Doctors warned that her baby would likely be born with short limbs, wide-spaced eyes and underdeveloped lungs that would cause respiratory failure within minutes. The official diagnosis was thanatophoric dysplasia, which roughly translates to “death bearing” dysplasia in Greek.

A few weeks later, Diane gave birth to her son, Samuel, who lived less than 30 minutes outside the womb. But those minutes, when they were able to hold and look at him, were essential to the grieving process, said Janice Steenbeke, Diane’s mother.

Janice Steenbeke, of Boscawen, fears a bill passed in late February by the N.H. House, dubbed the “Born Alive Infant Protection Act,” might take those limited minutes away from other families dealing with a similar loss.

The bill, HB 233, requires that health care providers take “all medically appropriate and reasonable actions to the preserve the life and health” of a newborn infant. Proponents of the bill argue it respects the life of infants, especially those who are born via late-term abortions. Critics fear this legislation would interfere with the grieving process for families of fatally ill newborns.

Oge Young, a doctor in Concord, recently wrote an op-ed for the Monitor, arguing that the bill would force physicians to take unviable babies away from their families.

“Most women just want to hold, comfort, and care for their infant, sharing their final moments together,” he wrote. “This time is often spent making memories that give them peace.”

Advocates from the ACLU-NH have also argued the bill inserts politics into a difficult decision that should be made by parents and doctors.

Despite pushback, the bill advanced from the House after Democrats left the chamber in protest and the house speaker locked them out, easily allowing Republicans to get a two-thirds majority.
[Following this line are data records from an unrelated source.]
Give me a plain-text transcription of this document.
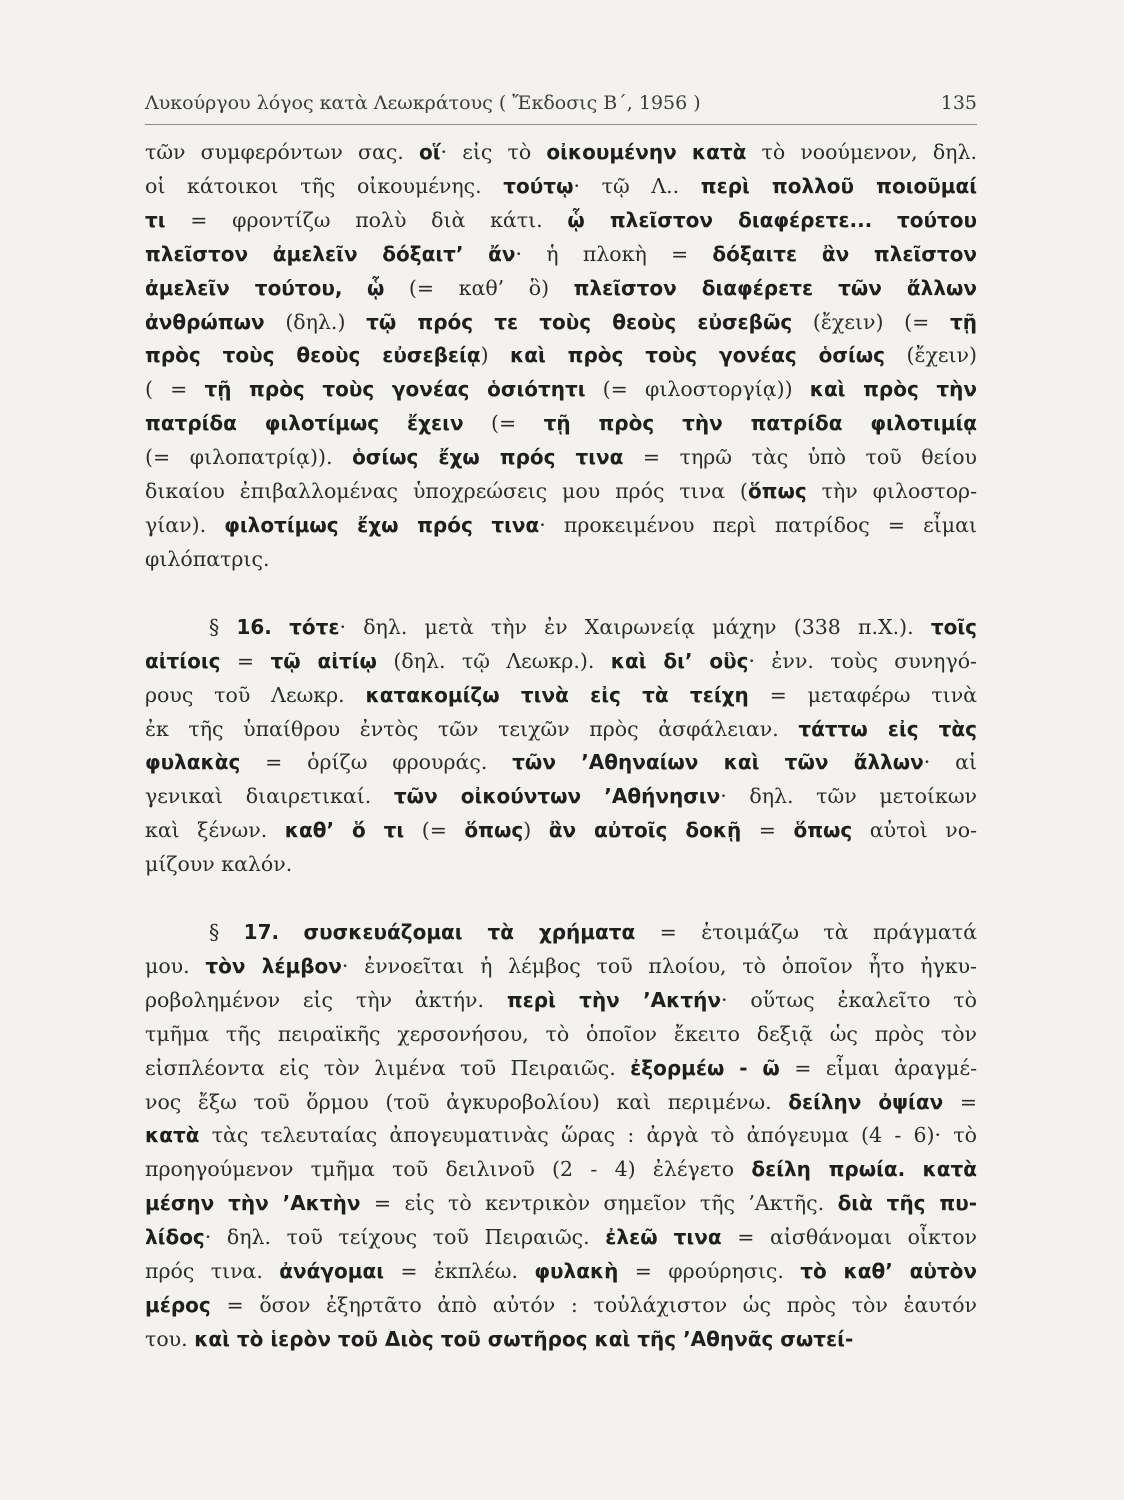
Λυκούργου λόγος κατὰ Λεωκράτους ( Ἔκδοσις Β΄, 1956 )	135
τῶν συμφερόντων σας. οἵ· εἰς τὸ οἰκουμένην κατὰ τὸ νοούμενον, δηλ.
οἱ κάτοικοι τῆς οἰκουμένης. τούτῳ· τῷ Λ.. περὶ πολλοῦ ποιοῦμαί
τι = φροντίζω πολὺ διὰ κάτι. ᾧ πλεῖστον διαφέρετε... τούτου
πλεῖστον ἀμελεῖν δόξαιτ’ ἄν· ἡ πλοκὴ = δόξαιτε ἂν πλεῖστον
ἀμελεῖν τούτου, ᾧ (= καθ’ ὃ) πλεῖστον διαφέρετε τῶν ἄλλων
ἀνθρώπων (δηλ.) τῷ πρός τε τοὺς θεοὺς εὐσεβῶς (ἔχειν) (= τῇ
πρὸς τοὺς θεοὺς εὐσεβείᾳ) καὶ πρὸς τοὺς γονέας ὁσίως (ἔχειν)
( = τῇ πρὸς τοὺς γονέας ὁσιότητι (= φιλοστοργίᾳ)) καὶ πρὸς τὴν
πατρίδα φιλοτίμως ἔχειν (= τῇ πρὸς τὴν πατρίδα φιλοτιμίᾳ
(= φιλοπατρίᾳ)). ὁσίως ἔχω πρός τινα = τηρῶ τὰς ὑπὸ τοῦ θείου
δικαίου ἐπιβαλλομένας ὑποχρεώσεις μου πρός τινα (ὅπως τὴν φιλοστορ-
γίαν). φιλοτίμως ἔχω πρός τινα· προκειμένου περὶ πατρίδος = εἶμαι
φιλόπατρις.
§ 16. τότε· δηλ. μετὰ τὴν ἐν Χαιρωνείᾳ μάχην (338 π.Χ.). τοῖς
αἰτίοις = τῷ αἰτίῳ (δηλ. τῷ Λεωκρ.). καὶ δι’ οὓς· ἐνν. τοὺς συνηγό-
ρους τοῦ Λεωκρ. κατακομίζω τινὰ εἰς τὰ τείχη = μεταφέρω τινὰ
ἐκ τῆς ὑπαίθρου ἐντὸς τῶν τειχῶν πρὸς ἀσφάλειαν. τάττω εἰς τὰς
φυλακὰς = ὁρίζω φρουράς. τῶν ’Αθηναίων καὶ τῶν ἄλλων· αἱ
γενικαὶ διαιρετικαί. τῶν οἰκούντων ’Αθήνησιν· δηλ. τῶν μετοίκων
καὶ ξένων. καθ’ ὅ τι (= ὅπως) ἂν αὐτοῖς δοκῇ = ὅπως αὐτοὶ νο-
μίζουν καλόν.
§ 17. συσκευάζομαι τὰ χρήματα = ἑτοιμάζω τὰ πράγματά
μου. τὸν λέμβον· ἐννοεῖται ἡ λέμβος τοῦ πλοίου, τὸ ὁποῖον ἦτο ἠγκυ-
ροβολημένον εἰς τὴν ἀκτήν. περὶ τὴν ’Ακτήν· οὕτως ἐκαλεῖτο τὸ
τμῆμα τῆς πειραϊκῆς χερσονήσου, τὸ ὁποῖον ἔκειτο δεξιᾷ ὡς πρὸς τὸν
εἰσπλέοντα εἰς τὸν λιμένα τοῦ Πειραιῶς. ἐξορμέω - ῶ = εἶμαι ἀραγμέ-
νος ἔξω τοῦ ὅρμου (τοῦ ἀγκυροβολίου) καὶ περιμένω. δείλην ὀψίαν =
κατὰ τὰς τελευταίας ἀπογευματινὰς ὥρας : ἀργὰ τὸ ἀπόγευμα (4 - 6)· τὸ
προηγούμενον τμῆμα τοῦ δειλινοῦ (2 - 4) ἐλέγετο δείλη πρωία. κατὰ
μέσην τὴν ’Ακτὴν = εἰς τὸ κεντρικὸν σημεῖον τῆς ’Ακτῆς. διὰ τῆς πυ-
λίδος· δηλ. τοῦ τείχους τοῦ Πειραιῶς. ἐλεῶ τινα = αἰσθάνομαι οἶκτον
πρός τινα. ἀνάγομαι = ἐκπλέω. φυλακὴ = φρούρησις. τὸ καθ’ αὑτὸν
μέρος = ὅσον ἐξηρτᾶτο ἀπὸ αὐτόν : τοὐλάχιστον ὡς πρὸς τὸν ἑαυτόν
του. καὶ τὸ ἱερὸν τοῦ Διὸς τοῦ σωτῆρος καὶ τῆς ’Αθηνᾶς σωτεί-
During the 30 minutes in which Samuel was alive, Janice said the whole family was able to spend time with the baby without worry of invasive or expensive medical procedures.
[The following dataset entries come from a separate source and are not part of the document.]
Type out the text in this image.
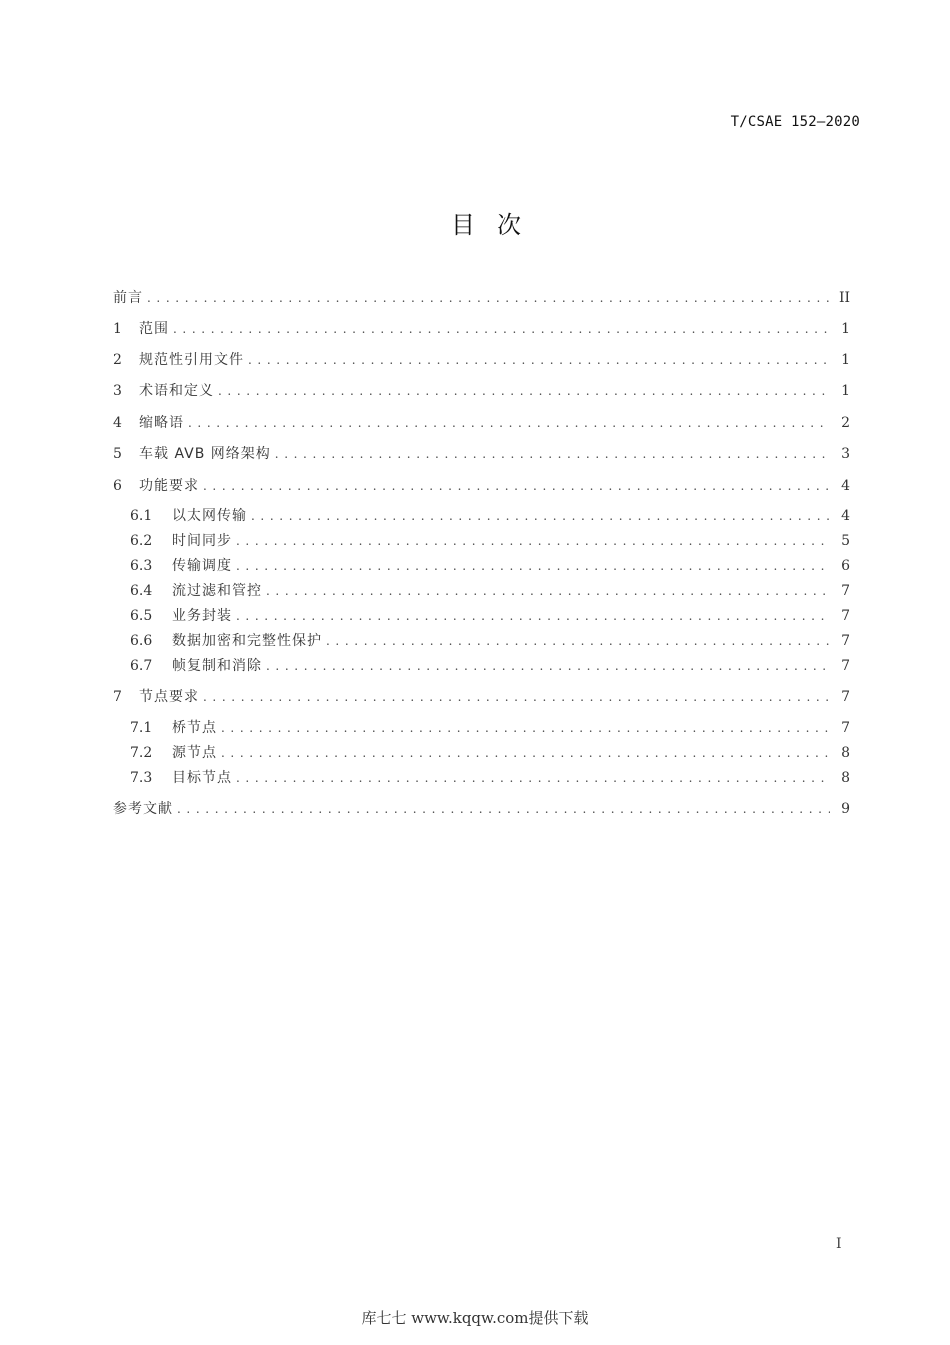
T/CSAE 152—2020
目次
前言 . . .	II
1	范围 . . .	1
2	规范性引用文件 . . .	1
3	术语和定义 . . .	1
4	缩略语 . . .	2
5	车载 AVB 网络架构 . . .	3
6	功能要求 . . .	4
6.1	以太网传输 . . .	4
6.2	时间同步 . . .	5
6.3	传输调度 . . .	6
6.4	流过滤和管控 . . .	7
6.5	业务封装 . . .	7
6.6	数据加密和完整性保护 . . .	7
6.7	帧复制和消除 . . .	7
7	节点要求 . . .	7
7.1	桥节点 . . .	7
7.2	源节点 . . .	8
7.3	目标节点 . . .	8
参考文献 . . .	9
I
库七七 www.kqqw.com提供下载
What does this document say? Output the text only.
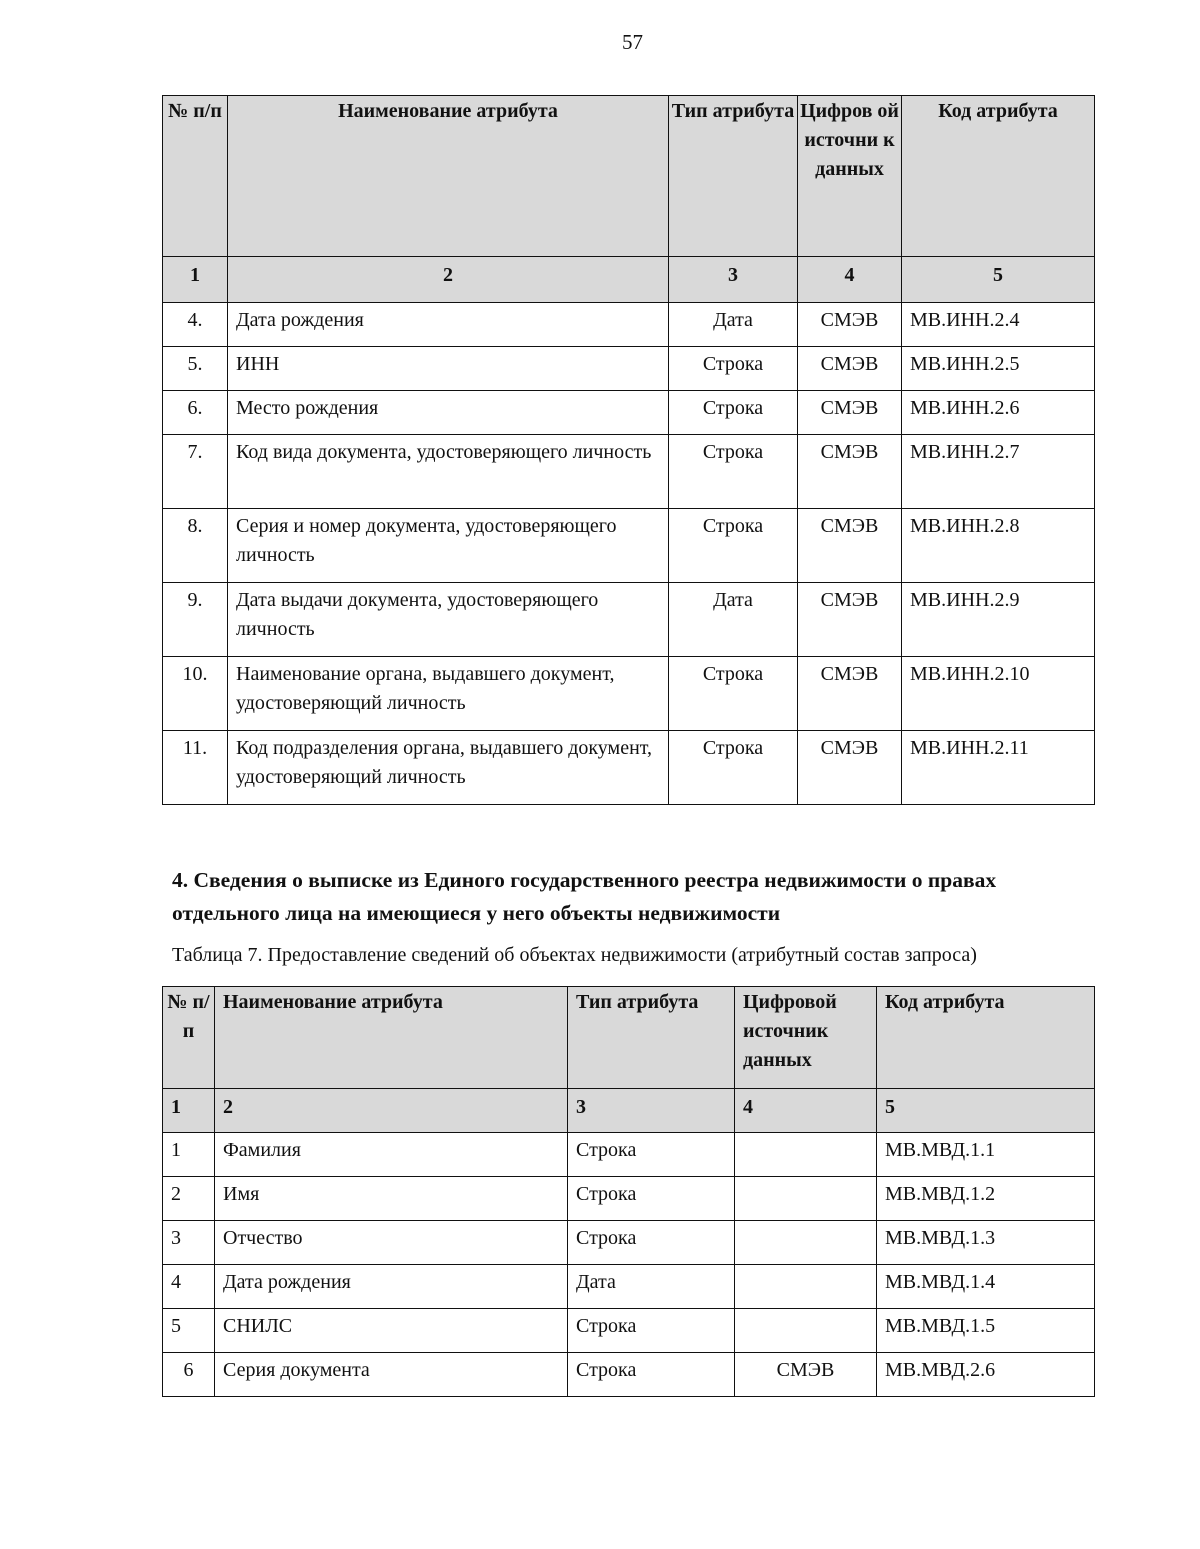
57
№ п/п	Наименование атрибута	Тип атрибута	Цифров ой источни к данных	Код атрибута
1	2	3	4	5
4.	Дата рождения	Дата	СМЭВ	МВ.ИНН.2.4
5.	ИНН	Строка	СМЭВ	МВ.ИНН.2.5
6.	Место рождения	Строка	СМЭВ	МВ.ИНН.2.6
7.	Код вида документа, удостоверяющего личность	Строка	СМЭВ	МВ.ИНН.2.7
8.	Серия и номер документа, удостоверяющего личность	Строка	СМЭВ	МВ.ИНН.2.8
9.	Дата выдачи документа, удостоверяющего личность	Дата	СМЭВ	МВ.ИНН.2.9
10.	Наименование органа, выдавшего документ, удостоверяющий личность	Строка	СМЭВ	МВ.ИНН.2.10
11.	Код подразделения органа, выдавшего документ, удостоверяющий личность	Строка	СМЭВ	МВ.ИНН.2.11
4. Сведения о выписке из Единого государственного реестра недвижимости о правах отдельного лица на имеющиеся у него объекты недвижимости
Таблица 7. Предоставление сведений об объектах недвижимости (атрибутный состав запроса)
№ п/п	Наименование атрибута	Тип атрибута	Цифровой источник данных	Код атрибута
1	2	3	4	5
1	Фамилия	Строка		МВ.МВД.1.1
2	Имя	Строка		МВ.МВД.1.2
3	Отчество	Строка		МВ.МВД.1.3
4	Дата рождения	Дата		МВ.МВД.1.4
5	СНИЛС	Строка		МВ.МВД.1.5
6	Серия документа	Строка	СМЭВ	МВ.МВД.2.6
Under the bill’s definition, Samuel was born alive — he had a beating heart, he could move his muscles. But the family didn’t want him to spend his only minutes alive under tubes, needlessly prolonging a life that would inevitably end when they left the hospital.

Instead, they focused on memorializing him. Nurses made ink footprints. Janice baptized him under the hospital room sink. They took photos with him swaddled tightly in a blanket.

They later buried him beneath a black, granite headstone in Boston, beside where Janice and her husband will one day be buried.

Though Samuel was born more than 20 years ago, Janice still keeps many of his mementos in a cabinet. She sends flowers every year to commemorate his birthday.

“I can’t imagine knowing that you’re carrying a child that’s not going to live,” Janice said. “We chose to go through with the pregnancy and do what we could do and mourn the loss of the baby. Don’t tell me you’re going to take this child and try to save it when it’s not possible.”